Demand is concentrated in the upper elementary range (ages 8 to 12), where parents view coding as a foundational skill before high school. The tools that match each age group:

Ages 5 to 7 (ScratchJr): MIT’s tablet-based visual blocks, no reading required. Sessions run 30 to 45 minutes maximum. Parents often stay in the room. The market is smaller than older age groups and sessions are demanding. It’s workable if you have this age group in your network, but it’s not the most profitable bracket.

Ages 8 to 12 (Scratch): The largest and most commercially active segment. Parents recognise Scratch from school, which reduces friction. Projects that produce something visible, like a game, an animation, or a quiz, motivate students better than exercises. Minecraft Education and Roblox Studio are strong hooks for reluctant learners in this bracket.

Ages 10 to 14 (Python transition): Students who’ve outgrown Scratch move to Python. The transition is natural since Python’s syntax is clean, feedback is immediate, and it appears in high school curricula. HTML and CSS also resonate with students whose goal is “make something I can show people online.”

Ages 14 to 17 (Python, JavaScript, AP prep): Smaller segment but more willing to pay at higher rates. Parents frame this explicitly as AP Computer Science preparation or college application portfolio-building. Tutors with specific knowledge of AP CS A (Java) or AP CS Principles command meaningfully higher rates in this bracket.

Platforms versus going direct

Outschool’s value is client acquisition. Parents find you without any marketing effort on your part, and the 30% cut is the cost of that. For a new instructor building first reviews, the cut is worth it. For an instructor with a reputation and a local referral network, going direct captures the full rate.

The practical path: use Outschool to build your first 10 to 15 reviews, then supplement with independent clients through Wyzant or local word of mouth. Some instructors run both indefinitely. Others gradually shift toward fully independent work as their roster fills through referrals alone.

The group class advantage

One-on-one private sessions are the default model, but group classes are where the effective hourly rate multiplies. Running a class with five students at a per-student rate for one hour yields significantly more than a single private session at the same per-hour rate. Group classes also create a social dynamic many kids prefer, since having peers working on the same problem normalises the learning curve.

The format works best with two to six students in the same age bracket working on the same project. More than six students without a co-instructor is difficult to manage effectively in a remote setting.

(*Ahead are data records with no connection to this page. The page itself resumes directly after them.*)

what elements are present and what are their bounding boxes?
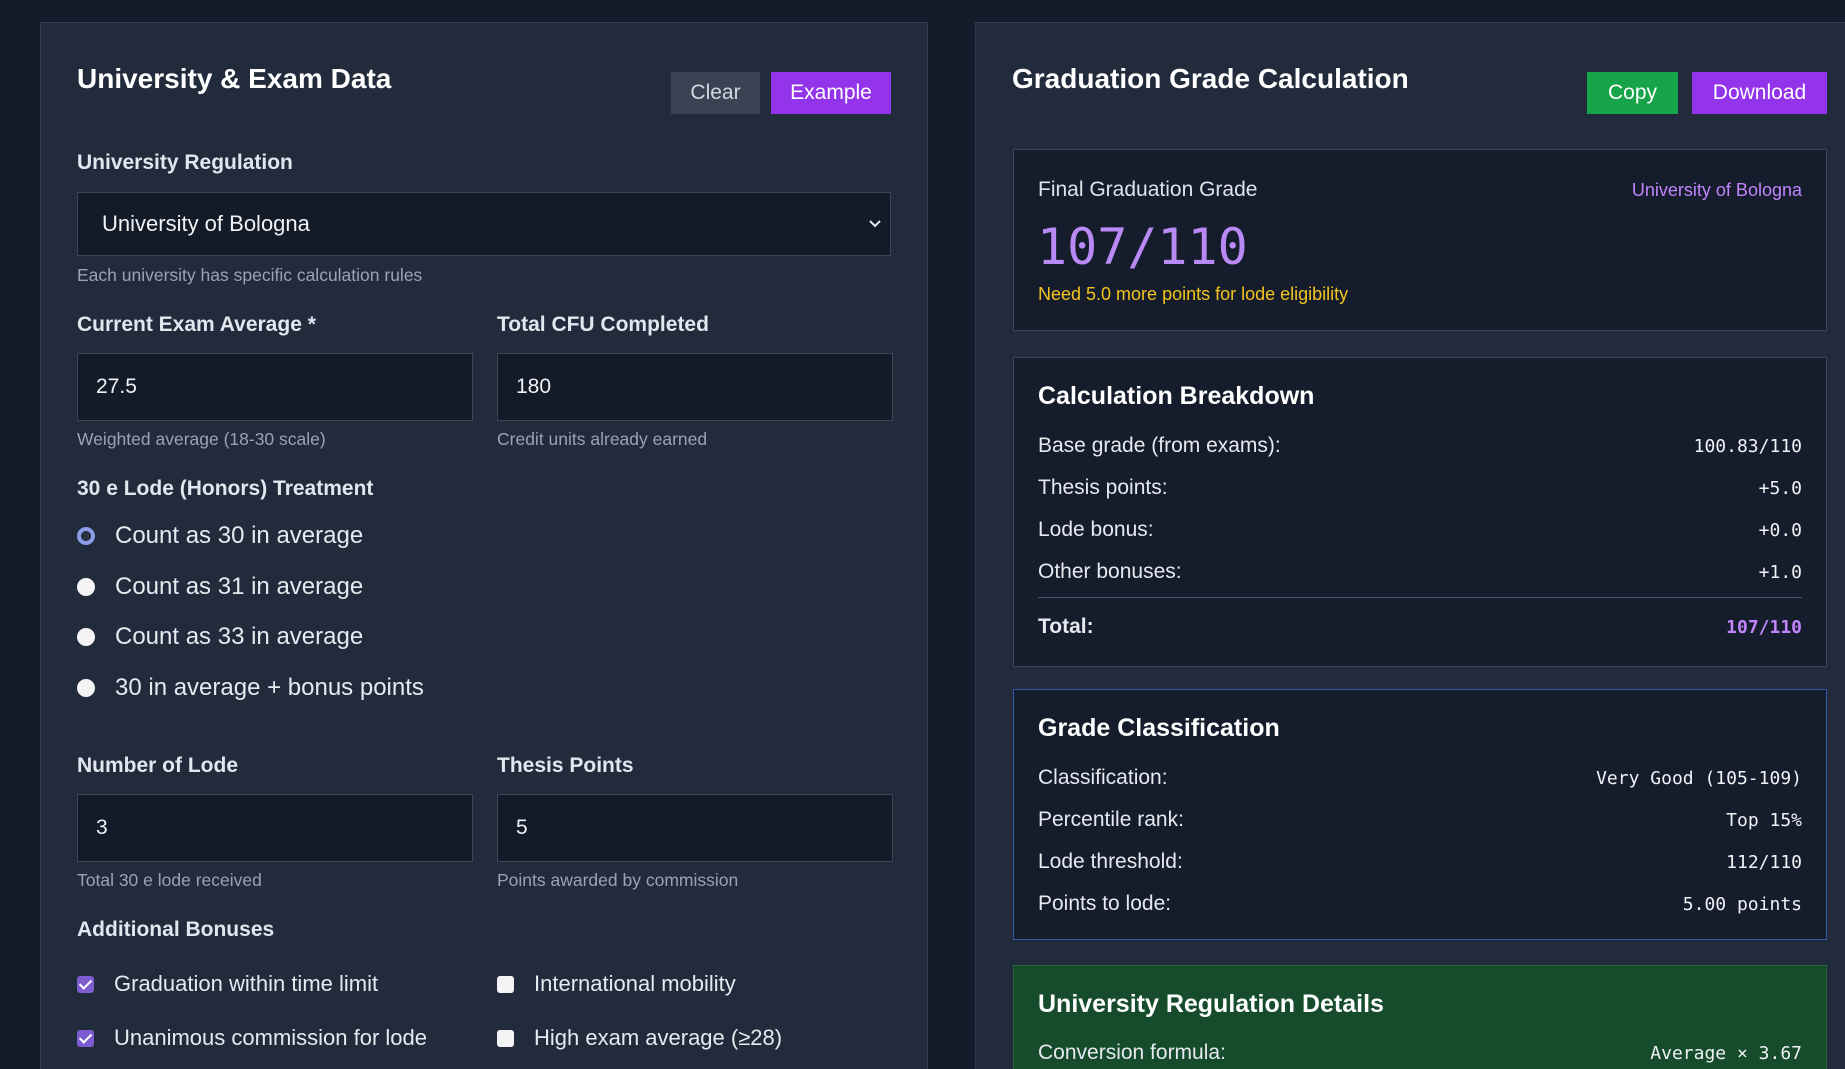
panel-title: Graduation Grade Calculation — [1012, 63, 1409, 94]
bonus-unanimous[interactable]: Unanimous commission for lode — [77, 1023, 427, 1053]
regulation-select[interactable]: University of Bologna — [77, 192, 891, 256]
bonuses-label: Additional Bonuses — [77, 918, 275, 941]
bonus-high-average[interactable]: High exam average (≥28) — [497, 1023, 782, 1053]
calculation-breakdown-card: Calculation Breakdown Base grade (from e… — [1013, 357, 1827, 667]
radio-label: Count as 30 in average — [115, 522, 364, 549]
radio-button[interactable] — [77, 527, 95, 545]
classification-row: Points to lode: 5.00 points — [1038, 889, 1802, 919]
row-value: Top 15% — [1726, 809, 1802, 831]
lode-count-hint: Total 30 e lode received — [77, 870, 262, 890]
checkbox[interactable] — [77, 975, 94, 993]
breakdown-row: Base grade (from exams): 100.83/110 — [1038, 431, 1802, 461]
checkbox[interactable] — [497, 1029, 514, 1047]
radio-label: 30 in average + bonus points — [115, 674, 424, 701]
row-value: +0.0 — [1758, 519, 1802, 541]
bonus-international[interactable]: International mobility — [497, 969, 736, 999]
breakdown-total-row: Total: 107/110 — [1038, 612, 1802, 642]
total-value: 107/110 — [1726, 616, 1802, 638]
thesis-input[interactable]: 5 — [497, 794, 893, 862]
copy-button[interactable]: Copy — [1587, 72, 1678, 114]
checkbox-label: Unanimous commission for lode — [114, 1025, 428, 1050]
checkbox[interactable] — [77, 1029, 94, 1047]
row-value: 5.00 points — [1682, 893, 1802, 915]
row-key: Base grade (from exams): — [1038, 434, 1281, 457]
cfu-label: Total CFU Completed — [497, 313, 709, 336]
regulation-selected-value: University of Bologna — [102, 211, 310, 236]
lode-treatment-label: 30 e Lode (Honors) Treatment — [77, 477, 374, 500]
breakdown-title: Calculation Breakdown — [1038, 382, 1315, 410]
breakdown-row: Other bonuses: +1.0 — [1038, 557, 1802, 587]
classification-row: Classification: Very Good (105-109) — [1038, 763, 1802, 793]
breakdown-row: Lode bonus: +0.0 — [1038, 515, 1802, 545]
radio-label: Count as 31 in average — [115, 573, 364, 600]
bonus-time-limit[interactable]: Graduation within time limit — [77, 969, 378, 999]
download-button[interactable]: Download — [1692, 72, 1827, 114]
radio-option-bonus[interactable]: 30 in average + bonus points — [77, 672, 424, 704]
row-key: Points to lode: — [1038, 892, 1172, 915]
checkbox-label: Graduation within time limit — [114, 971, 379, 996]
radio-option-33[interactable]: Count as 33 in average — [77, 621, 363, 653]
final-grade-label: Final Graduation Grade — [1038, 178, 1258, 201]
regulation-label: University Regulation — [77, 151, 293, 174]
university-exam-panel: University & Exam Data Clear Example Uni… — [40, 22, 928, 1069]
radio-option-31[interactable]: Count as 31 in average — [77, 571, 363, 603]
row-value: +5.0 — [1758, 477, 1802, 499]
row-key: Percentile rank: — [1038, 808, 1184, 831]
example-button[interactable]: Example — [771, 72, 891, 114]
total-key: Total: — [1038, 615, 1094, 638]
classification-title: Grade Classification — [1038, 714, 1280, 742]
row-value: +1.0 — [1758, 561, 1802, 583]
checkbox[interactable] — [497, 975, 514, 993]
row-key: Conversion formula: — [1038, 1041, 1226, 1064]
radio-label: Count as 33 in average — [115, 623, 364, 650]
exam-average-input[interactable]: 27.5 — [77, 353, 473, 421]
regulation-row: Conversion formula: Average × 3.67 — [1038, 1038, 1802, 1068]
regulation-hint: Each university has specific calculation… — [77, 265, 423, 285]
classification-row: Percentile rank: Top 15% — [1038, 805, 1802, 835]
row-key: Lode bonus: — [1038, 518, 1154, 541]
row-key: Classification: — [1038, 766, 1168, 789]
checkbox-label: High exam average (≥28) — [534, 1025, 783, 1050]
grade-classification-card: Grade Classification Classification: Ver… — [1013, 689, 1827, 940]
row-value: 112/110 — [1726, 851, 1802, 873]
regulation-details-card: University Regulation Details Conversion… — [1013, 965, 1827, 1069]
row-value: Average × 3.67 — [1650, 1042, 1802, 1064]
clear-button[interactable]: Clear — [671, 72, 760, 114]
cfu-hint: Credit units already earned — [497, 429, 708, 449]
final-grade-card: Final Graduation Grade University of Bol… — [1013, 149, 1827, 331]
checkbox-label: International mobility — [534, 971, 736, 996]
cfu-input[interactable]: 180 — [497, 353, 893, 421]
breakdown-row: Thesis points: +5.0 — [1038, 473, 1802, 503]
final-grade-university: University of Bologna — [1631, 180, 1802, 200]
classification-row: Lode threshold: 112/110 — [1038, 847, 1802, 877]
row-value: Very Good (105-109) — [1596, 767, 1802, 789]
divider — [1038, 597, 1802, 598]
radio-button[interactable] — [77, 679, 95, 697]
regulation-details-title: University Regulation Details — [1038, 990, 1384, 1018]
final-grade-value: 107/110 — [1037, 218, 1248, 276]
thesis-label: Thesis Points — [497, 754, 634, 777]
row-key: Lode threshold: — [1038, 850, 1183, 873]
graduation-grade-panel: Graduation Grade Calculation Copy Downlo… — [975, 22, 1845, 1069]
row-value: 100.83/110 — [1693, 435, 1802, 457]
row-key: Thesis points: — [1038, 476, 1168, 499]
lode-count-input[interactable]: 3 — [77, 794, 473, 862]
panel-title: University & Exam Data — [77, 63, 392, 94]
page: University & Exam Data Clear Example Uni… — [0, 0, 1845, 1069]
radio-button[interactable] — [77, 578, 95, 596]
lode-eligibility-note: Need 5.0 more points for lode eligibilit… — [1038, 284, 1349, 304]
exam-average-label: Current Exam Average * — [77, 313, 316, 336]
chevron-down-icon — [869, 220, 881, 228]
lode-count-label: Number of Lode — [77, 754, 238, 777]
radio-button[interactable] — [77, 628, 95, 646]
row-key: Other bonuses: — [1038, 560, 1182, 583]
thesis-hint: Points awarded by commission — [497, 870, 739, 890]
exam-average-hint: Weighted average (18-30 scale) — [77, 429, 326, 449]
radio-option-30[interactable]: Count as 30 in average — [77, 520, 363, 552]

Frequently asked questions

How much can you make with Kids Coding Instructor?
Part-time Kids Coding Instructor typically earns $200–$2,000/mo per month. Actual income depends on your location, experience, and the hours you put in — expect the lower end when starting out.
How much does it cost to start Kids Coding Instructor?
You can start Kids Coding Instructor with no upfront investment — no equipment or software required to begin.
How long before you make your first dollar with Kids Coding Instructor?
Most people earn their first income from Kids Coding Instructor within 2–8 weeks of actively looking for clients or customers.
How many hours per week does Kids Coding Instructor take?
A part-time Kids Coding Instructor side hustle typically takes 5–15 hours per week, though this scales with how many clients or projects you take on.
Can you do Kids Coding Instructor from home?
Yes — Kids Coding Instructor is fully remote. You can do this work from anywhere with an internet connection.
Does Kids Coding Instructor require a license or certification?
No licence is legally required to get started in most places, though relevant certifications can help you charge higher rates and build trust with clients faster.